To calculate the kinetic energy (KE) of the suitcase just before it hits the floor, you can use the kinetic energy formula:
\[ KE = \frac{1}{2} m v^2 \]
where:
- \( m \) is the mass of the suitcase (in kilograms),
- \( v \) is the velocity (in meters per second).
Given:
- \( m = 14 , \text{kg} \)
- \( v = 2.7 , \text{m/s} \)
Now, plug in the values:
\[ KE = \frac{1}{2} \times 14 , \text{kg} \times (2.7 , \text{m/s})^2 \]
Calculating \( (2.7 , \text{m/s})^2 \):
\[ (2.7)^2 = 7.29 , \text{m}^2/\text{s}^2 \]
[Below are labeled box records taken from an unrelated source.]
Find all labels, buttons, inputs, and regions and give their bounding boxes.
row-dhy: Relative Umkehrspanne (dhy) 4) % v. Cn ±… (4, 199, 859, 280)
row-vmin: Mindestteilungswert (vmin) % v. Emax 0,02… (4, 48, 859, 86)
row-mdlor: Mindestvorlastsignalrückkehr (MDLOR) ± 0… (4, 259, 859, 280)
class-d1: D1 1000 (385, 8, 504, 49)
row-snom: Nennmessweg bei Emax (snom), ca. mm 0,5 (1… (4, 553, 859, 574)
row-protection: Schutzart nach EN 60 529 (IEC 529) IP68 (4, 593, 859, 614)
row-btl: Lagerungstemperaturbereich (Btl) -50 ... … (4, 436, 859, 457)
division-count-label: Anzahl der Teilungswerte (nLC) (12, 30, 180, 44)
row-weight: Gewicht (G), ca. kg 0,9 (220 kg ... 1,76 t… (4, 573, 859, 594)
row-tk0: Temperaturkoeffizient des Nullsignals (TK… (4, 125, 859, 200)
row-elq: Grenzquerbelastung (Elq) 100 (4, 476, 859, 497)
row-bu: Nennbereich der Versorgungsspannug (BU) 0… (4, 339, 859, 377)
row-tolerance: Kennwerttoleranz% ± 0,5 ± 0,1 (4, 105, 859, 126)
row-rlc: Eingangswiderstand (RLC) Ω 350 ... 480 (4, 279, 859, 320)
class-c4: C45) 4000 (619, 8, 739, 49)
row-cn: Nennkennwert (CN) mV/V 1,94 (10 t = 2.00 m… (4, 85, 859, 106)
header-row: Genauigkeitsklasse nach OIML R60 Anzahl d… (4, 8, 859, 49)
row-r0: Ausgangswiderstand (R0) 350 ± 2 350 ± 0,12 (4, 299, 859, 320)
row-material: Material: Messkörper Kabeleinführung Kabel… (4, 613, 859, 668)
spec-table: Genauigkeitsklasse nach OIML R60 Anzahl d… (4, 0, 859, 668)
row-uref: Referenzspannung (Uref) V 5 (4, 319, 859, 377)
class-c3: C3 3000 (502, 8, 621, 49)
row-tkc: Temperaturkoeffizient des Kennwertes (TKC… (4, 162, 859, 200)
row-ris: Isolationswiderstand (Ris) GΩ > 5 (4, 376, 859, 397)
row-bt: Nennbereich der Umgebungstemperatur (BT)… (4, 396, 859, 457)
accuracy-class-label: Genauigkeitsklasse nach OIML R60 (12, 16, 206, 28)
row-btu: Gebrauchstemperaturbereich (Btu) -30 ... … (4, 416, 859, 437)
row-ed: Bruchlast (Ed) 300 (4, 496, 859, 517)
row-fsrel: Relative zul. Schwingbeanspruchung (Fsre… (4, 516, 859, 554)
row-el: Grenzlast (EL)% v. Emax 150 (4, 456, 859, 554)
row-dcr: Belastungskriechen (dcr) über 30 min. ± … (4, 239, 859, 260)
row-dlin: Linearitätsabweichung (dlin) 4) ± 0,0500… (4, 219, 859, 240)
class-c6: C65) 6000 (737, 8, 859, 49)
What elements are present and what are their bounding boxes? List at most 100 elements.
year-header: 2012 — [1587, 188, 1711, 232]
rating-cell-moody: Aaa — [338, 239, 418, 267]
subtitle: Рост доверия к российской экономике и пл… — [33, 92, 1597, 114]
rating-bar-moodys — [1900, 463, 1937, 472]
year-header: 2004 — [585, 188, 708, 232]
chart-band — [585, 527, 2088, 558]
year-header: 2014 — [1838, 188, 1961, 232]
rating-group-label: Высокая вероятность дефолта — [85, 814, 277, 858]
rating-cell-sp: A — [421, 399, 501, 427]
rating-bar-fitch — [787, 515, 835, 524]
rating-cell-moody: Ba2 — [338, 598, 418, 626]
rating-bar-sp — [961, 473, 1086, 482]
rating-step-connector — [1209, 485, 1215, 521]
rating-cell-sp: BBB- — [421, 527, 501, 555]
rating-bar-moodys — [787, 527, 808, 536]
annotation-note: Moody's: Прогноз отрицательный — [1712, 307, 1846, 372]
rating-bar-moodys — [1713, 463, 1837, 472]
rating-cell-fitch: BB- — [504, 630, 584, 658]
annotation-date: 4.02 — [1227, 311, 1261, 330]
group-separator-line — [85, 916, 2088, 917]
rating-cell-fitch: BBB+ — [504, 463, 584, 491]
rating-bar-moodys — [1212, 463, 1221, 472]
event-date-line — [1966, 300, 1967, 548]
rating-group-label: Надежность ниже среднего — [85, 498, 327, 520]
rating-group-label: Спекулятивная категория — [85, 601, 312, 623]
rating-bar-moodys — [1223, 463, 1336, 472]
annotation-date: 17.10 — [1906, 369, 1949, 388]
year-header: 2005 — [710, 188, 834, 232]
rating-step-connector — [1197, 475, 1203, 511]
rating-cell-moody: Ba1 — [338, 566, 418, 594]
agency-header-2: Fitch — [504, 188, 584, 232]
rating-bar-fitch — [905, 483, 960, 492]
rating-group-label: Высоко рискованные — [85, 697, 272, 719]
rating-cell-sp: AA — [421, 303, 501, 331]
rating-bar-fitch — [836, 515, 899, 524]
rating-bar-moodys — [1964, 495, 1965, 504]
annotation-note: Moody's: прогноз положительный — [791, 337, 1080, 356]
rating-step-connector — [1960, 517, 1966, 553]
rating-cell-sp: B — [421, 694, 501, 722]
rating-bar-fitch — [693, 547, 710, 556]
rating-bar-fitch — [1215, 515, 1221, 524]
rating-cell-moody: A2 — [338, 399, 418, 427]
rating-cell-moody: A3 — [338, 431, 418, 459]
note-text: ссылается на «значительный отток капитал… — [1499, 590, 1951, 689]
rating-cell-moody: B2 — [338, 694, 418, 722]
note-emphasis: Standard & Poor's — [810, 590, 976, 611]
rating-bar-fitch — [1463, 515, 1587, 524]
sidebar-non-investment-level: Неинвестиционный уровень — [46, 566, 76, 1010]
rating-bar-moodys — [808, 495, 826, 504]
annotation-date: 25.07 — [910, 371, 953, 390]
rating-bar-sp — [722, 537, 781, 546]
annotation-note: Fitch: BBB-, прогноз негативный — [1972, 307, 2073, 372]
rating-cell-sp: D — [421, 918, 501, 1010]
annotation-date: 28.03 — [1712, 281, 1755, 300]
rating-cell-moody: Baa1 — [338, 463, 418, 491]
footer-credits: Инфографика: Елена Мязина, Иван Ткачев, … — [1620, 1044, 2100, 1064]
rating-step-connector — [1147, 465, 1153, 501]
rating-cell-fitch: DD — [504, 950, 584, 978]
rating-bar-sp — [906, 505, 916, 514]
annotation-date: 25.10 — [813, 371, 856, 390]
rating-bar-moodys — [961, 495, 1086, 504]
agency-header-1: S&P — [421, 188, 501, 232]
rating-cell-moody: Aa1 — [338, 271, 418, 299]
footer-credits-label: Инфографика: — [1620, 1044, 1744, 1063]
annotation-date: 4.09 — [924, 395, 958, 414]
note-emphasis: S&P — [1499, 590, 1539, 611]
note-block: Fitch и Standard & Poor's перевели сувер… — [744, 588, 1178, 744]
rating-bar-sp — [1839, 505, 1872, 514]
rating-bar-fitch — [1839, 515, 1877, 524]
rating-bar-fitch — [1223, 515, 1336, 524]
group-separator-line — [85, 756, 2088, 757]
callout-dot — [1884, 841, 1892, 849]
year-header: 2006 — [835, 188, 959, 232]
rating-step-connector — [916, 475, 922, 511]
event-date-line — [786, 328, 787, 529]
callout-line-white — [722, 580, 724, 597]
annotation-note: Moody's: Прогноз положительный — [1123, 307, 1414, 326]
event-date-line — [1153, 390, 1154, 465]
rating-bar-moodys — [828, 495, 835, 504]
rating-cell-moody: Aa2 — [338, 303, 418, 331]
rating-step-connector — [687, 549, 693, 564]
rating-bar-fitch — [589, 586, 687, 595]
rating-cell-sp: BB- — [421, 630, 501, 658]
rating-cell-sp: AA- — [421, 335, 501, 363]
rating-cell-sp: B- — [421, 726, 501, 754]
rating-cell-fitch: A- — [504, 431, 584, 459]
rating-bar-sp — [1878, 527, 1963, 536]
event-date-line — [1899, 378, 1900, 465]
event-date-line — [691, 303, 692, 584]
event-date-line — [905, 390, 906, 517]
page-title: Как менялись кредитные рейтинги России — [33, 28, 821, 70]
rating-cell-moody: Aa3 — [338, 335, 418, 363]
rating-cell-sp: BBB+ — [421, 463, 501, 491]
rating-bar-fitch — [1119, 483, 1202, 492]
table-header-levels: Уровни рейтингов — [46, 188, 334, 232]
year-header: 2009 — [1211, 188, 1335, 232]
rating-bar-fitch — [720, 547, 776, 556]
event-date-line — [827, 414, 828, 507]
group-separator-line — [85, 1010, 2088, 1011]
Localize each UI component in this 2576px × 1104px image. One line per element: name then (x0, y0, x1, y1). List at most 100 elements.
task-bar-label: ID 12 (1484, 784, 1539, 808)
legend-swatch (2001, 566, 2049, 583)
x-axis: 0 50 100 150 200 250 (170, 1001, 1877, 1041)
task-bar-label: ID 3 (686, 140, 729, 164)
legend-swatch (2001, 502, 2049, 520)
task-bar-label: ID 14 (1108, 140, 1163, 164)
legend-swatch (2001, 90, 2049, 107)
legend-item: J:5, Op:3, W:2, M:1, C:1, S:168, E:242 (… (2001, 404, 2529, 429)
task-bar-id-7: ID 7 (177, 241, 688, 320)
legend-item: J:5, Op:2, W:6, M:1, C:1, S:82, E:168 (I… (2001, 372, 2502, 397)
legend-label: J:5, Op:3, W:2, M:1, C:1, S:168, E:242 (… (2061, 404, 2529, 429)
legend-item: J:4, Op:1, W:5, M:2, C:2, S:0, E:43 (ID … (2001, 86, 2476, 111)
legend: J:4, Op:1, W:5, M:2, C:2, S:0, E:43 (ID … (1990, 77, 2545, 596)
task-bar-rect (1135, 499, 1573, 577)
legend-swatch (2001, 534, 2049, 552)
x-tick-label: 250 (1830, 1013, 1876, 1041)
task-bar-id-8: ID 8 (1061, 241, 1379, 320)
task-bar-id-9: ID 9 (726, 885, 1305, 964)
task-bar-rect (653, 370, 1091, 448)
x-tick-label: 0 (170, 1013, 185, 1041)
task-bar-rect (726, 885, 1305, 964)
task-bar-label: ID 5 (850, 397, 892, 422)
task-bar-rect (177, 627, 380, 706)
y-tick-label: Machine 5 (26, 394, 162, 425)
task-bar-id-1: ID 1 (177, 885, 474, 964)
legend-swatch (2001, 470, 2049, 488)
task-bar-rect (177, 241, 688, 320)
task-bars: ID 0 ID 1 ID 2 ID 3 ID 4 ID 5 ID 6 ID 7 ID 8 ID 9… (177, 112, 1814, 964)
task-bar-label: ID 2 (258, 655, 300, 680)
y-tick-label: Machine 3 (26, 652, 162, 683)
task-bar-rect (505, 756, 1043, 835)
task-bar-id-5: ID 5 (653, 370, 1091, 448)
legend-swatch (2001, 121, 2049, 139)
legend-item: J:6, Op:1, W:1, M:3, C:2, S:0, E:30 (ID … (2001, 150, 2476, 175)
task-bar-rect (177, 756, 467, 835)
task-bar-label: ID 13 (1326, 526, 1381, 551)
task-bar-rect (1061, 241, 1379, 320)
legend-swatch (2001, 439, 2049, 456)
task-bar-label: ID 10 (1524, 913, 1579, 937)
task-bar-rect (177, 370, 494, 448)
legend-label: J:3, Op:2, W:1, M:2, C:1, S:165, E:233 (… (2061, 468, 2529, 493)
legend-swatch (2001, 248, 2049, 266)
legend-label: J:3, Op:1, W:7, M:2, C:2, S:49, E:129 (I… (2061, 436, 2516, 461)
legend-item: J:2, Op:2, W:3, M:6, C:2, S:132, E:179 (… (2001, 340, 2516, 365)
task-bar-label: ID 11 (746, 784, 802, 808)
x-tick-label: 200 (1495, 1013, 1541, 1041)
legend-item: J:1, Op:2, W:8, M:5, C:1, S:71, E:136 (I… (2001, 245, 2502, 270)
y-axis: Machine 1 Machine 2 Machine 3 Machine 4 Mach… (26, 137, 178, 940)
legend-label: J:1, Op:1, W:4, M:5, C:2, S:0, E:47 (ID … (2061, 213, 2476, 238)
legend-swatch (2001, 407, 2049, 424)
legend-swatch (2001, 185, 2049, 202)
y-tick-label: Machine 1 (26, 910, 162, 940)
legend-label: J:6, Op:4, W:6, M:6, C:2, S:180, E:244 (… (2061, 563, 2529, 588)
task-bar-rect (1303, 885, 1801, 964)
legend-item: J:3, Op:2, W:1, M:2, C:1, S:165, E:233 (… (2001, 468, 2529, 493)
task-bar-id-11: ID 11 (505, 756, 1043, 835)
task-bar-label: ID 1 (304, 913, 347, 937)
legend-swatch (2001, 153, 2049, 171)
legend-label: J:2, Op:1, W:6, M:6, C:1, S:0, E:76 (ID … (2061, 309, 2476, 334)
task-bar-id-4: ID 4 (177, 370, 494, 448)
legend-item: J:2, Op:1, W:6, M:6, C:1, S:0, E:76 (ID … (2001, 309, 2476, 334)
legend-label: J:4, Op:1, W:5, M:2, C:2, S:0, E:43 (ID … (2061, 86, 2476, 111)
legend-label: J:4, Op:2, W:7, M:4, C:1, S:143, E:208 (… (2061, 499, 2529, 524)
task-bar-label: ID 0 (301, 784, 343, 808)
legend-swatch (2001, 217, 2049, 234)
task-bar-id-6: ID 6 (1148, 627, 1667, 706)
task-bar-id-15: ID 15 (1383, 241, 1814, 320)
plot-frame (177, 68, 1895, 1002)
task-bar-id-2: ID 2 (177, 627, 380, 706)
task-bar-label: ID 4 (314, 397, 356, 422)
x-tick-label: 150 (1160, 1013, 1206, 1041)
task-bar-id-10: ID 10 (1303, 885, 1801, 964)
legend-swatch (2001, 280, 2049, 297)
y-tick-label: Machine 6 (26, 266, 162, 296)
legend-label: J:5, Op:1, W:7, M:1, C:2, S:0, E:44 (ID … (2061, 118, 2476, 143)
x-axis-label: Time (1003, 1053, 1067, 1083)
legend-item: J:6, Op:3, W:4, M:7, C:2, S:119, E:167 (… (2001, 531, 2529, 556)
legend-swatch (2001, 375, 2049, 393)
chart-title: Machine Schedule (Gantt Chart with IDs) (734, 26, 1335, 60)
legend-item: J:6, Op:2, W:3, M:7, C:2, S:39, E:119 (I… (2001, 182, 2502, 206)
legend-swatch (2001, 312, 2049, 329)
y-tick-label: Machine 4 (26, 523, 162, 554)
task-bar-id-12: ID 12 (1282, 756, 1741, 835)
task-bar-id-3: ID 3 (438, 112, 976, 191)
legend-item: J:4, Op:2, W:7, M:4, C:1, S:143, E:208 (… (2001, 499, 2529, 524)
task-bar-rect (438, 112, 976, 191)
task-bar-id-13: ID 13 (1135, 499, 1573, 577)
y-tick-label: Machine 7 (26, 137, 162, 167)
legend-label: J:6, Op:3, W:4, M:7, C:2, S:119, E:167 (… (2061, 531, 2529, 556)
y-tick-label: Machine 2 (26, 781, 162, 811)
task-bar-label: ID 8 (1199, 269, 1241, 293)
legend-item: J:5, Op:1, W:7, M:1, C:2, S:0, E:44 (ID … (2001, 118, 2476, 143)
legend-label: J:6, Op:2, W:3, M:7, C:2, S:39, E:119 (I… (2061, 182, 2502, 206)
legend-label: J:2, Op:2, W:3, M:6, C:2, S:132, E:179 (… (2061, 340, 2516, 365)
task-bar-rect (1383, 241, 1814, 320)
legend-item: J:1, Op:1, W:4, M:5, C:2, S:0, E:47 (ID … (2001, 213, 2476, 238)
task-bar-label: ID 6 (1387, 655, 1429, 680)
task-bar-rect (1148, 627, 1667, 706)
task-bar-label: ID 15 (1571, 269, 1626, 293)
Now substitute this back into the equation:
\[ KE = \frac{1}{2} \times 14 , \text{kg} \times 7.29 , \text{m}^2/\text{s}^2 \]
Calculating:
\[ KE = 7 , \text{kg} \times 7.29 , \text{m}^2/\text{s}^2 \] \[ KE = 51.03 , \text{kg} \cdot \text{m}^2/\text{s}^2 \]
Since \( 1 , \text{kg} \cdot \text{m}^2/\text{s}^2 = 1 , \text{J} \), we have:
\[ KE \approx 51.03 , \text{J} \]
Thus, the kinetic energy of the suitcase just before it hits the floor is approximately 51.03 joules.